Some of the happiest years were when she worked together with Sister Virginia Stivers and Sister Bernice Downey first in the Riberalta Hospital and the Cochabamba Valley. It was in Cochabamba that Marilyn’s compassion for suffering humanity came into full bloom as she with heroic generosity used the skills she learned in the University to aid the most in need.
In August 1981 she joined the staff as an Occupational Therapist at CERECO, the Center of Rehabilitation for the mentally and physically challenged poor in Cochabamba, founded by a group of Bolivians. However, her compassion was not limited. It reached out to anyone who needed her help including her own Maryknoll Family members.
Marilyn spoke with modest satisfaction of the many patients who have made remarkable recovery and gone on to live productive lives because of the care they received at CERECO. She trained a number of young women to work in this field of therapy. As she said, “I can’t make them Occupational Therapists but I taught them many of the aspects of the work so that they can visit the homes and also work in schools.” Sister Marilyn went the extra mile to make her patients walk, use their hands, get the right prosthesis, share her years of experience with all who worked with her or who came as volunteers.
In recognition of the dedicated service Marilyn so graciously and wholeheartedly gave to the patients who touched her heart so deeply she was awarded a Diploma of Honor from The Municipal Government of Cochabamba which read:
To Sister Marilyn Belt
For her invaluable and unceasing support of the children and youth of the Cochabamba Center of Rehabilitation (CERECO) who have physical disabilities and mental retardation.
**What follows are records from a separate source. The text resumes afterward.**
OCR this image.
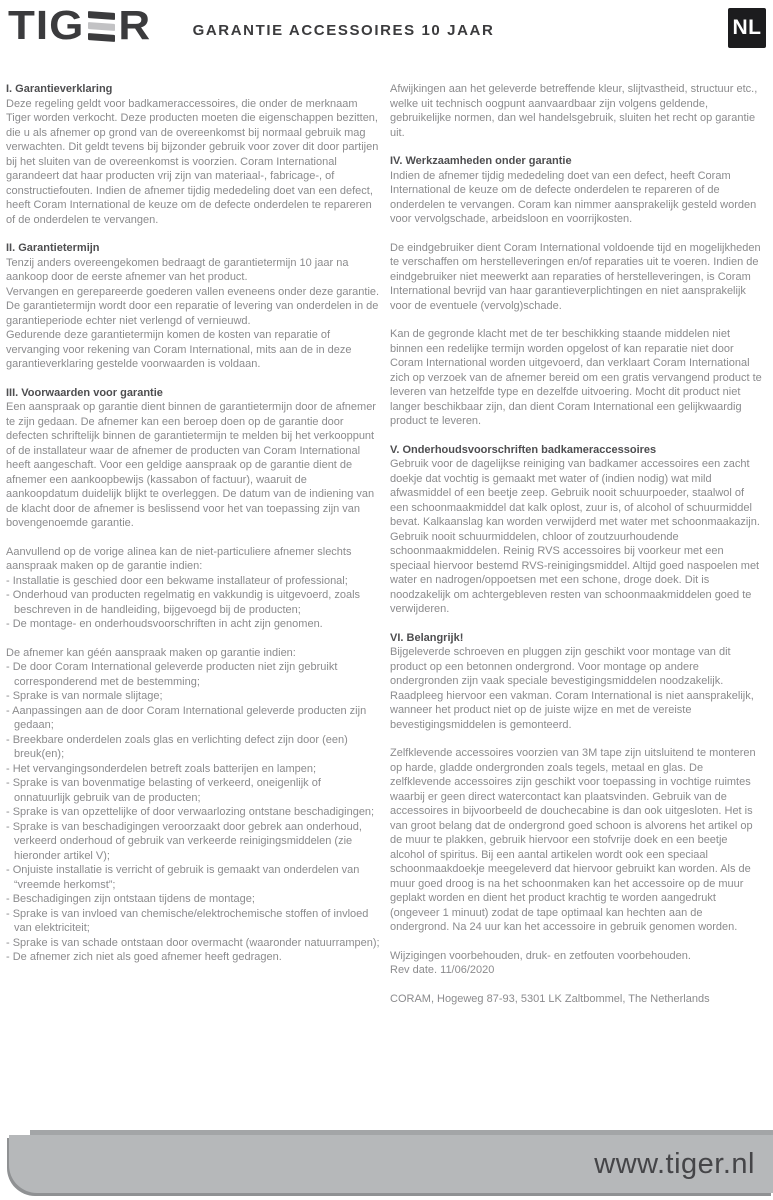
TIG R	GARANTIE ACCESSOIRES 10 JAAR	NL
I. Garantieverklaring
Deze regeling geldt voor badkameraccessoires, die onder de merknaam Tiger worden verkocht. Deze producten moeten die eigenschappen bezitten, die u als afnemer op grond van de overeenkomst bij normaal gebruik mag verwachten. Dit geldt tevens bij bijzonder gebruik voor zover dit door partijen bij het sluiten van de overeenkomst is voorzien. Coram International garandeert dat haar producten vrij zijn van materiaal-, fabricage-, of constructiefouten. Indien de afnemer tijdig mededeling doet van een defect, heeft Coram International de keuze om de defecte onderdelen te repareren of de onderdelen te vervangen.
II. Garantietermijn
Tenzij anders overeengekomen bedraagt de garantietermijn 10 jaar na aankoop door de eerste afnemer van het product.
Vervangen en gerepareerde goederen vallen eveneens onder deze garantie. De garantietermijn wordt door een reparatie of levering van onderdelen in de garantieperiode echter niet verlengd of vernieuwd.
Gedurende deze garantietermijn komen de kosten van reparatie of vervanging voor rekening van Coram International, mits aan de in deze garantieverklaring gestelde voorwaarden is voldaan.
III. Voorwaarden voor garantie
Een aanspraak op garantie dient binnen de garantietermijn door de afnemer te zijn gedaan. De afnemer kan een beroep doen op de garantie door defecten schriftelijk binnen de garantietermijn te melden bij het verkooppunt of de installateur waar de afnemer de producten van Coram International heeft aangeschaft. Voor een geldige aanspraak op de garantie dient de afnemer een aankoopbewijs (kassabon of factuur), waaruit de aankoopdatum duidelijk blijkt te overleggen. De datum van de indiening van de klacht door de afnemer is beslissend voor het van toepassing zijn van bovengenoemde garantie.
Aanvullend op de vorige alinea kan de niet-particuliere afnemer slechts aanspraak maken op de garantie indien:
- Installatie is geschied door een bekwame installateur of professional;
- Onderhoud van producten regelmatig en vakkundig is uitgevoerd, zoals beschreven in de handleiding, bijgevoegd bij de producten;
- De montage- en onderhoudsvoorschriften in acht zijn genomen.
De afnemer kan géén aanspraak maken op garantie indien:
- De door Coram International geleverde producten niet zijn gebruikt corresponderend met de bestemming;
- Sprake is van normale slijtage;
- Aanpassingen aan de door Coram International geleverde producten zijn gedaan;
- Breekbare onderdelen zoals glas en verlichting defect zijn door (een) breuk(en);
- Het vervangingsonderdelen betreft zoals batterijen en lampen;
- Sprake is van bovenmatige belasting of verkeerd, oneigenlijk of onnatuurlijk gebruik van de producten;
- Sprake is van opzettelijke of door verwaarlozing ontstane beschadigingen;
- Sprake is van beschadigingen veroorzaakt door gebrek aan onderhoud, verkeerd onderhoud of gebruik van verkeerde reinigingsmiddelen (zie hieronder artikel V);
- Onjuiste installatie is verricht of gebruik is gemaakt van onderdelen van “vreemde herkomst”;
- Beschadigingen zijn ontstaan tijdens de montage;
- Sprake is van invloed van chemische/elektrochemische stoffen of invloed van elektriciteit;
- Sprake is van schade ontstaan door overmacht (waaronder natuurrampen);
- De afnemer zich niet als goed afnemer heeft gedragen.
Afwijkingen aan het geleverde betreffende kleur, slijtvastheid, structuur etc., welke uit technisch oogpunt aanvaardbaar zijn volgens geldende, gebruikelijke normen, dan wel handelsgebruik, sluiten het recht op garantie uit.
IV. Werkzaamheden onder garantie
Indien de afnemer tijdig mededeling doet van een defect, heeft Coram International de keuze om de defecte onderdelen te repareren of de onderdelen te vervangen. Coram kan nimmer aansprakelijk gesteld worden voor vervolgschade, arbeidsloon en voorrijkosten.
De eindgebruiker dient Coram International voldoende tijd en mogelijkheden te verschaffen om herstelleveringen en/of reparaties uit te voeren. Indien de eindgebruiker niet meewerkt aan reparaties of herstelleveringen, is Coram International bevrijd van haar garantieverplichtingen en niet aansprakelijk voor de eventuele (vervolg)schade.
Kan de gegronde klacht met de ter beschikking staande middelen niet binnen een redelijke termijn worden opgelost of kan reparatie niet door Coram International worden uitgevoerd, dan verklaart Coram International zich op verzoek van de afnemer bereid om een gratis vervangend product te leveren van hetzelfde type en dezelfde uitvoering. Mocht dit product niet langer beschikbaar zijn, dan dient Coram International een gelijkwaardig product te leveren.
V. Onderhoudsvoorschriften badkameraccessoires
Gebruik voor de dagelijkse reiniging van badkamer accessoires een zacht doekje dat vochtig is gemaakt met water of (indien nodig) wat mild afwasmiddel of een beetje zeep. Gebruik nooit schuurpoeder, staalwol of een schoonmaakmiddel dat kalk oplost, zuur is, of alcohol of schuurmiddel bevat. Kalkaanslag kan worden verwijderd met water met schoonmaakazijn. Gebruik nooit schuurmiddelen, chloor of zoutzuurhoudende schoonmaakmiddelen. Reinig RVS accessoires bij voorkeur met een speciaal hiervoor bestemd RVS-reinigingsmiddel. Altijd goed naspoelen met water en nadrogen/oppoetsen met een schone, droge doek. Dit is noodzakelijk om achtergebleven resten van schoonmaakmiddelen goed te verwijderen.
VI. Belangrijk!
Bijgeleverde schroeven en pluggen zijn geschikt voor montage van dit product op een betonnen ondergrond. Voor montage op andere ondergronden zijn vaak speciale bevestigingsmiddelen noodzakelijk. Raadpleeg hiervoor een vakman. Coram International is niet aansprakelijk, wanneer het product niet op de juiste wijze en met de vereiste bevestigingsmiddelen is gemonteerd.
Zelfklevende accessoires voorzien van 3M tape zijn uitsluitend te monteren op harde, gladde ondergronden zoals tegels, metaal en glas. De zelfklevende accessoires zijn geschikt voor toepassing in vochtige ruimtes waarbij er geen direct watercontact kan plaatsvinden. Gebruik van de accessoires in bijvoorbeeld de douchecabine is dan ook uitgesloten. Het is van groot belang dat de ondergrond goed schoon is alvorens het artikel op de muur te plakken, gebruik hiervoor een stofvrije doek en een beetje alcohol of spiritus. Bij een aantal artikelen wordt ook een speciaal schoonmaakdoekje meegeleverd dat hiervoor gebruikt kan worden. Als de muur goed droog is na het schoonmaken kan het accessoire op de muur geplakt worden en dient het product krachtig te worden aangedrukt (ongeveer 1 minuut) zodat de tape optimaal kan hechten aan de ondergrond. Na 24 uur kan het accessoire in gebruik genomen worden.
Wijzigingen voorbehouden, druk- en zetfouten voorbehouden.
Rev date. 11/06/2020
CORAM, Hogeweg 87-93, 5301 LK Zaltbommel, The Netherlands
www.tiger.nl
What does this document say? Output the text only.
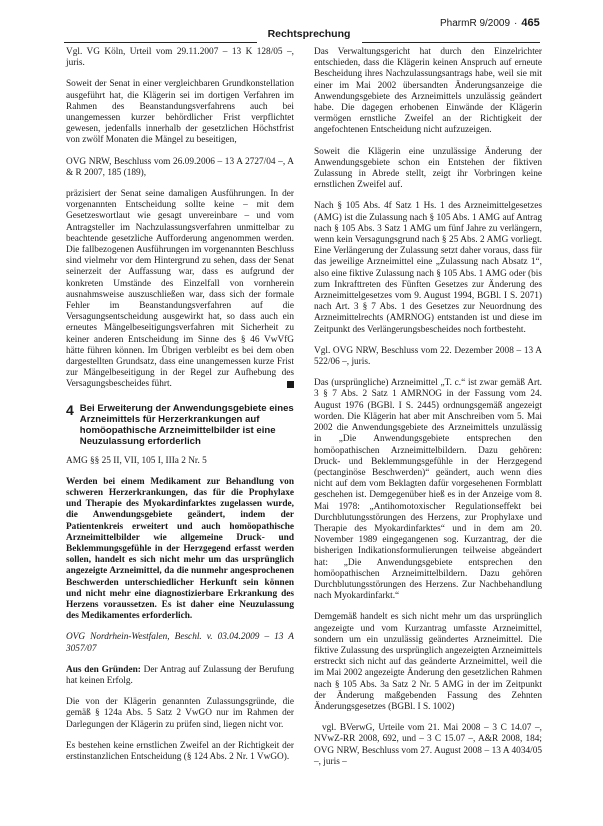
PharmR 9/2009 · 465
Rechtsprechung

Vgl. VG Köln, Urteil vom 29.11.2007 – 13 K 128/05 –, juris.

Soweit der Senat in einer vergleichbaren Grundkonstellation ausgeführt hat, die Klägerin sei im dortigen Verfahren im Rahmen des Beanstandungsverfahrens auch bei unangemessen kurzer behördlicher Frist verpflichtet gewesen, jedenfalls innerhalb der gesetzlichen Höchstfrist von zwölf Monaten die Mängel zu beseitigen,

OVG NRW, Beschluss vom 26.09.2006 – 13 A 2727/04 –, A & R 2007, 185 (189),

präzisiert der Senat seine damaligen Ausführungen. In der vorgenannten Entscheidung sollte keine – mit dem Gesetzeswortlaut wie gesagt unvereinbare – und vom Antragsteller im Nachzulassungsverfahren unmittelbar zu beachtende gesetzliche Aufforderung angenommen werden. Die fallbezogenen Ausführungen im vorgenannten Beschluss sind vielmehr vor dem Hintergrund zu sehen, dass der Senat seinerzeit der Auffassung war, dass es aufgrund der konkreten Umstände des Einzelfall von vornherein ausnahmsweise auszuschließen war, dass sich der formale Fehler im Beanstandungsverfahren auf die Versagungsentscheidung ausgewirkt hat, so dass auch ein erneutes Mängelbeseitigungsverfahren mit Sicherheit zu keiner anderen Entscheidung im Sinne des § 46 VwVfG hätte führen können. Im Übrigen verbleibt es bei dem oben dargestellten Grundsatz, dass eine unangemessen kurze Frist zur Mängelbeseitigung in der Regel zur Aufhebung des Versagungsbescheides führt.

4 Bei Erweiterung der Anwendungsgebiete eines Arzneimittels für Herzerkrankungen auf homöopathische Arzneimittelbilder ist eine Neuzulassung erforderlich

AMG §§ 25 II, VII, 105 I, IIIa 2 Nr. 5

Werden bei einem Medikament zur Behandlung von schweren Herzerkrankungen, das für die Prophylaxe und Therapie des Myokardinfarktes zugelassen wurde, die Anwendungsgebiete geändert, indem der Patientenkreis erweitert und auch homöopathische Arzneimittelbilder wie allgemeine Druck- und Beklemmungsgefühle in der Herzgegend erfasst werden sollen, handelt es sich nicht mehr um das ursprünglich angezeigte Arzneimittel, da die nunmehr angesprochenen Beschwerden unterschiedlicher Herkunft sein können und nicht mehr eine diagnostizierbare Erkrankung des Herzens voraussetzen. Es ist daher eine Neuzulassung des Medikamentes erforderlich.

OVG Nordrhein-Westfalen, Beschl. v. 03.04.2009 – 13 A 3057/07

Aus den Gründen: Der Antrag auf Zulassung der Berufung hat keinen Erfolg.

Die von der Klägerin genannten Zulassungsgründe, die gemäß § 124a Abs. 5 Satz 2 VwGO nur im Rahmen der Darlegungen der Klägerin zu prüfen sind, liegen nicht vor.

Es bestehen keine ernstlichen Zweifel an der Richtigkeit der erstinstanzlichen Entscheidung (§ 124 Abs. 2 Nr. 1 VwGO).

Das Verwaltungsgericht hat durch den Einzelrichter entschieden, dass die Klägerin keinen Anspruch auf erneute Bescheidung ihres Nachzulassungsantrags habe, weil sie mit einer im Mai 2002 übersandten Änderungsanzeige die Anwendungsgebiete des Arzneimittels unzulässig geändert habe. Die dagegen erhobenen Einwände der Klägerin vermögen ernstliche Zweifel an der Richtigkeit der angefochtenen Entscheidung nicht aufzuzeigen.

Soweit die Klägerin eine unzulässige Änderung der Anwendungsgebiete schon ein Entstehen der fiktiven Zulassung in Abrede stellt, zeigt ihr Vorbringen keine ernstlichen Zweifel auf.

Nach § 105 Abs. 4f Satz 1 Hs. 1 des Arzneimittelgesetzes (AMG) ist die Zulassung nach § 105 Abs. 1 AMG auf Antrag nach § 105 Abs. 3 Satz 1 AMG um fünf Jahre zu verlängern, wenn kein Versagungsgrund nach § 25 Abs. 2 AMG vorliegt. Eine Verlängerung der Zulassung setzt daher voraus, dass für das jeweilige Arzneimittel eine „Zulassung nach Absatz 1“, also eine fiktive Zulassung nach § 105 Abs. 1 AMG oder (bis zum Inkrafttreten des Fünften Gesetzes zur Änderung des Arzneimittelgesetzes vom 9. August 1994, BGBl. I S. 2071) nach Art. 3 § 7 Abs. 1 des Gesetzes zur Neuordnung des Arzneimittelrechts (AMRNOG) entstanden ist und diese im Zeitpunkt des Verlängerungsbescheides noch fortbesteht.

Vgl. OVG NRW, Beschluss vom 22. Dezember 2008 – 13 A 522/06 –, juris.

Das (ursprüngliche) Arzneimittel „T. c.“ ist zwar gemäß Art. 3 § 7 Abs. 2 Satz 1 AMRNOG in der Fassung vom 24. August 1976 (BGBl. I S. 2445) ordnungsgemäß angezeigt worden. Die Klägerin hat aber mit Anschreiben vom 5. Mai 2002 die Anwendungsgebiete des Arzneimittels unzulässig in „Die Anwendungsgebiete entsprechen den homöopathischen Arzneimittelbildern. Dazu gehören: Druck- und Beklemmungsgefühle in der Herzgegend (pectanginöse Beschwerden)“ geändert, auch wenn dies nicht auf dem vom Beklagten dafür vorgesehenen Formblatt geschehen ist. Demgegenüber hieß es in der Anzeige vom 8. Mai 1978: „Antihomotoxischer Regulationseffekt bei Durchblutungsstörungen des Herzens, zur Prophylaxe und Therapie des Myokardinfarktes“ und in dem am 20. November 1989 eingegangenen sog. Kurzantrag, der die bisherigen Indikationsformulierungen teilweise abgeändert hat: „Die Anwendungsgebiete entsprechen den homöopathischen Arzneimittelbildern. Dazu gehören Durchblutungsstörungen des Herzens. Zur Nachbehandlung nach Myokardinfarkt.“

Demgemäß handelt es sich nicht mehr um das ursprünglich angezeigte und vom Kurzantrag umfasste Arzneimittel, sondern um ein unzulässig geändertes Arzneimittel. Die fiktive Zulassung des ursprünglich angezeigten Arzneimittels erstreckt sich nicht auf das geänderte Arzneimittel, weil die im Mai 2002 angezeigte Änderung den gesetzlichen Rahmen nach § 105 Abs. 3a Satz 2 Nr. 5 AMG in der im Zeitpunkt der Änderung maßgebenden Fassung des Zehnten Änderungsgesetzes (BGBl. I S. 1002)

vgl. BVerwG, Urteile vom 21. Mai 2008 – 3 C 14.07 –, NVwZ-RR 2008, 692, und – 3 C 15.07 –, A&R 2008, 184; OVG NRW, Beschluss vom 27. August 2008 – 13 A 4034/05 –, juris –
Signed by the Mayor, the Director of Culture and the Official Superior of Culture
One of Marilyn’s often requested petitions was “Give me a hug.” Even in the hospital when anyone came to visit her. Her arms would automatically go up and embrace the visitor. And so now, we are certain without a doubt that when Marilyn arrived at her final destination, the Lord was there with arms outstretched saying, “Welcome Home Marilyn, give me a hug!”
The Mass of Christian burial was concelebrated at the Church of Santa Ana in Cochabamba by the Maryknoll Fathers Eugene Toland, John Gorski, Steven Judd, Francis Higdon, Thomas Henehan, Juan Zuniga and Federico Torrico, the Pastor of the parish.
It was very impressive to see all of the branches of the Maryknoll Family present at the Mass as well as everyone whose life she touched in one way of another. It was a collective outpouring of love for one whose love knew no bounds.
We wish also to express our sincerest and heartfelt sympathies to Marilyn’s family, relatives and friends.